I also tried JSON.stringify() on the data before parsing it but that only seems to convert the data into a string, Looking like this when I step through:

"[{'text': 'org1', 'id': 'org1ID'}, {'text': 'org2', 'id': 'org2ID'}, {'text': 'org3', 'id': 'org3ID'}]" <!-- The difference is that double qoutes have been injected. -->

To make matters even more irritating, for me at least, is that if I actually hard code the associative array part of this data (as Javascript would see it) then it works correctly. However, in order to do this I have to compromise a lot of the flexibility of my current design. The most prominent drawback, aside from more client-side processing, is the inability to just pass my data structure back from the server.

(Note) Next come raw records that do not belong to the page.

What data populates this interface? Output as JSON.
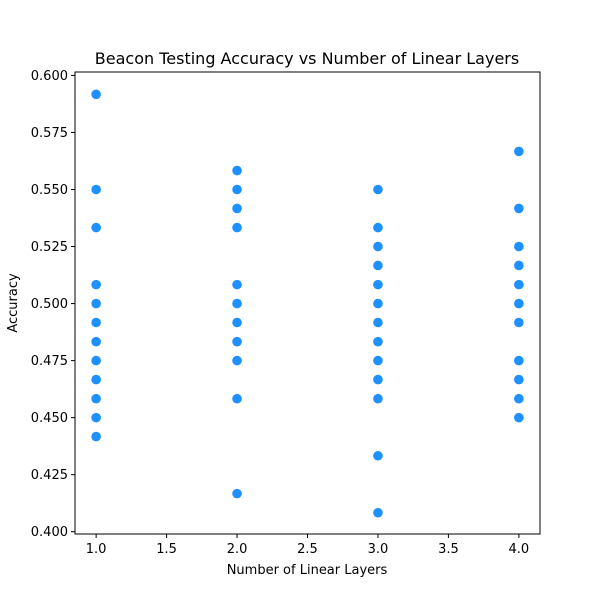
{
  "chart_data": {
    "type": "scatter",
    "title": "Beacon Testing Accuracy vs Number of Linear Layers",
    "xlabel": "Number of Linear Layers",
    "ylabel": "Accuracy",
    "xlim": [
      0.85,
      4.15
    ],
    "ylim": [
      0.399,
      0.6015
    ],
    "xticks": [
      1.0,
      1.5,
      2.0,
      2.5,
      3.0,
      3.5,
      4.0
    ],
    "xtick_labels": [
      "1.0",
      "1.5",
      "2.0",
      "2.5",
      "3.0",
      "3.5",
      "4.0"
    ],
    "yticks": [
      0.4,
      0.425,
      0.45,
      0.475,
      0.5,
      0.525,
      0.55,
      0.575,
      0.6
    ],
    "ytick_labels": [
      "0.400",
      "0.425",
      "0.450",
      "0.475",
      "0.500",
      "0.525",
      "0.550",
      "0.575",
      "0.600"
    ],
    "grid": false,
    "marker_color": "#1e90ff",
    "points": [
      {
        "x": 1,
        "y": 0.5917
      },
      {
        "x": 1,
        "y": 0.55
      },
      {
        "x": 1,
        "y": 0.5333
      },
      {
        "x": 1,
        "y": 0.5083
      },
      {
        "x": 1,
        "y": 0.5
      },
      {
        "x": 1,
        "y": 0.4917
      },
      {
        "x": 1,
        "y": 0.4833
      },
      {
        "x": 1,
        "y": 0.475
      },
      {
        "x": 1,
        "y": 0.4667
      },
      {
        "x": 1,
        "y": 0.4583
      },
      {
        "x": 1,
        "y": 0.45
      },
      {
        "x": 1,
        "y": 0.4417
      },
      {
        "x": 2,
        "y": 0.5583
      },
      {
        "x": 2,
        "y": 0.55
      },
      {
        "x": 2,
        "y": 0.5417
      },
      {
        "x": 2,
        "y": 0.5333
      },
      {
        "x": 2,
        "y": 0.5083
      },
      {
        "x": 2,
        "y": 0.5
      },
      {
        "x": 2,
        "y": 0.4917
      },
      {
        "x": 2,
        "y": 0.4833
      },
      {
        "x": 2,
        "y": 0.475
      },
      {
        "x": 2,
        "y": 0.4583
      },
      {
        "x": 2,
        "y": 0.4167
      },
      {
        "x": 3,
        "y": 0.55
      },
      {
        "x": 3,
        "y": 0.5333
      },
      {
        "x": 3,
        "y": 0.525
      },
      {
        "x": 3,
        "y": 0.5167
      },
      {
        "x": 3,
        "y": 0.5083
      },
      {
        "x": 3,
        "y": 0.5
      },
      {
        "x": 3,
        "y": 0.4917
      },
      {
        "x": 3,
        "y": 0.4833
      },
      {
        "x": 3,
        "y": 0.475
      },
      {
        "x": 3,
        "y": 0.4667
      },
      {
        "x": 3,
        "y": 0.4583
      },
      {
        "x": 3,
        "y": 0.4333
      },
      {
        "x": 3,
        "y": 0.4083
      },
      {
        "x": 4,
        "y": 0.5667
      },
      {
        "x": 4,
        "y": 0.5417
      },
      {
        "x": 4,
        "y": 0.525
      },
      {
        "x": 4,
        "y": 0.5167
      },
      {
        "x": 4,
        "y": 0.5083
      },
      {
        "x": 4,
        "y": 0.5
      },
      {
        "x": 4,
        "y": 0.4917
      },
      {
        "x": 4,
        "y": 0.475
      },
      {
        "x": 4,
        "y": 0.4667
      },
      {
        "x": 4,
        "y": 0.4583
      },
      {
        "x": 4,
        "y": 0.45
      }
    ]
  }
}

Can anyone out there offer some insight, or perhaps a solution I may have overlooked? Is this a common gotcha with working with JSON in js?

UPDATE

I have discovered that the reason why hard coding works differently is that either python or Jinja2 is converting my data structure to use single quotes instead of double, but entering it on the client bypasses python. At this point, I believe it's python as stepping through on eclipse shows a single quoted list of dicts.

Upvotes: 0

Views: 2907

Answers (1)

Mike Brant
Mike Brant

Reputation: 71384

A valid JSON string directly represents a javascript array/object and doesn't require any parsing at all. Just output this directly to a javascript variable inside script tags:

<script>
var json_array = [{'text': 'org1', 'id': 'org1ID'}, 
    {'text': 'org2', 'id': 'org2ID'}, 
    {'text': 'org3', 'id': 'org3ID'}];
</script>

Your data will automatically be in a javascript array, no need to parse.